Silt island for Rohingya
REFUGEES: ‘NOT A CONCENTRATION CAMP BUT THERE ARE RESTRICTIONS’
Aid agencies criticise Bangladesh’s plan, saying it’s a dangerous location.
Bangladesh is racing to turn an uninhabited and muddy Bay of Bengal island into home for 100 000 Rohingya Muslims who have fled a military crackdown in Myanmar, amid conflicting signals from top Bangladeshi officials about whether the refugees would end up being stranded there.
Bangladesh Prime Minister Sheikh Hasina said this week that putting Rohingya on the lowlying island would be a “temporary arrangement” to ease congestion at the camps in Cox’s Bazar, refuge for nearly 700 000 who have crossed from the north of Myanmar’s Rakhine state since the end of August last year.
However, one of her advisors said that once on the island, they would only be able to leave to go back to Myanmar or if they were selected for asylum by a third country. “It’s not a concentration camp, but there may be some restrictions.
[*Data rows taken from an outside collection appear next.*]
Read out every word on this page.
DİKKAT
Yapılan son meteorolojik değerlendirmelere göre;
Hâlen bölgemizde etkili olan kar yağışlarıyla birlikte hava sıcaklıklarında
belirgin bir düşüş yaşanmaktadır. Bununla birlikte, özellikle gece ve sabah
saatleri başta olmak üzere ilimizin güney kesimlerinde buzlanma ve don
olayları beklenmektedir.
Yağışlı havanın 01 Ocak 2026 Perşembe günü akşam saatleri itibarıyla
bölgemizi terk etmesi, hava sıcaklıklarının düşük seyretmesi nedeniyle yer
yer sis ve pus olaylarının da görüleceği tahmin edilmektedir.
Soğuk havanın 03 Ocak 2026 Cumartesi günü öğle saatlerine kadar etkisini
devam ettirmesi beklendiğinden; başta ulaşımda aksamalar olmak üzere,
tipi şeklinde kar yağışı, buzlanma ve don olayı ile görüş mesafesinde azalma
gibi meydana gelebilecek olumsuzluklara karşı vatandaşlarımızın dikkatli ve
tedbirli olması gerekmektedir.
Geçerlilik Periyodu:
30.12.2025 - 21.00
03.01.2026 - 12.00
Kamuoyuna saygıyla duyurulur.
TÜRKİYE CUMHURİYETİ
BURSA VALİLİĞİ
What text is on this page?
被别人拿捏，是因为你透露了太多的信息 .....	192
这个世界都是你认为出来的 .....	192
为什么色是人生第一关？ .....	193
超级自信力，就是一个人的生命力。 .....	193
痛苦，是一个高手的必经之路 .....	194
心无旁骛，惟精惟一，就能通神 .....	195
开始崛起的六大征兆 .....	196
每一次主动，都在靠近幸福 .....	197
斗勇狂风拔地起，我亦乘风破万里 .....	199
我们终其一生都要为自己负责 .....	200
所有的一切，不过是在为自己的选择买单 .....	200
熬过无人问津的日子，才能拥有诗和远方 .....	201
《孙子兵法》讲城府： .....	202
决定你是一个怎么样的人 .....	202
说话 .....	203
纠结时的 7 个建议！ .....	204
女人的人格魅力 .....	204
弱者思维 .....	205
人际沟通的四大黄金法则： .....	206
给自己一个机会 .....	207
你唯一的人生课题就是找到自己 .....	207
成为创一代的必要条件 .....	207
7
We are not giving them a Bangladeshi passport or ID card,” said HT Imam, adding that there would be about 40 to 50 armed police encamped there.
British and Chinese engineers are preparing the island to receive the refugees before the onset of monsoon rains, which could bring disastrous flooding to ramshackle camps further south that now teem with about one million Rohingya. The rains could start as early as late April.
Hasina’s advisor, Imam, said selecting Rohingya in Cox’s Bazar to move to the island could be decided by lottery or on a volunteer basis.
The UN High Commissioner for Refugees said: “We would emphasise that any relocation plan involving refugees would need to be based on and implemented through voluntary and informed decisions.”
Humanitarian agencies criticised the plan to bring Rohingya to the island when it was first proposed in 2015. Aid workers said they remained seriously concerned that the silt island is vulnerable to frequent cyclones and cannot sustain livelihoods for thousands of people. But work on the project has accelerated recently, according to architectural plans and two letters from the Bangladesh navy to local government officials and contractors seen by Reuters.
A year ago there were no roads, buildings or people on Bhasan Char, which means “floating island”. On February 14, hundreds of labourers were seen carrying bricks and sand from ships on its northwest shore. Satellite images now show roads and a helipad. The plans show metal-roofed, brick buildings raised on pylons and fitted with solar panels. There will be 1 440 blocks, each housing 16 families.
Floating Island, which emerged from the silt only about 20 years ago, is about 30km from the mainland. Flat and shape-shifting, it regularly floods during June to September. Pirates roam the nearby waters to kidnap fishermen for ransom, residents of nearby islands say.
Chinese construction company Sinohydro, which built China’s Three Gorges Dam, is working on a 13km flood-defence embankment. HR Wallingford, a British engineering and environmental hydraulics consultancy, is advising on coastal stabilisation and flood protection measures, it said.
Omar Waraich, deputy South Asia director of Amnesty International, said “no one in the humanitarian community we spoke to thought this was a good idea. This is a silt island that only emerged into view recently”.
Residents of nearby Sandwip island, which is larger, say monsoon storms regularly kill people, destroy homes and cut contact with the mainland.
However, a senior member of the prime minister’s staff, director general Kabir Bin Anwar, said humanitarian organisations critical of the plan were “wrong because they don’t understand the topography” of Bangladesh. The government was building cyclone shelters and there were salt-tolerant paddies. People living there could fish or graze cows and buffalo.
But many Rohingya don’t want to move there. Jahid Hussain said he would not risk his life by living on Bhasan Char.
They can only leave to go home or to another country.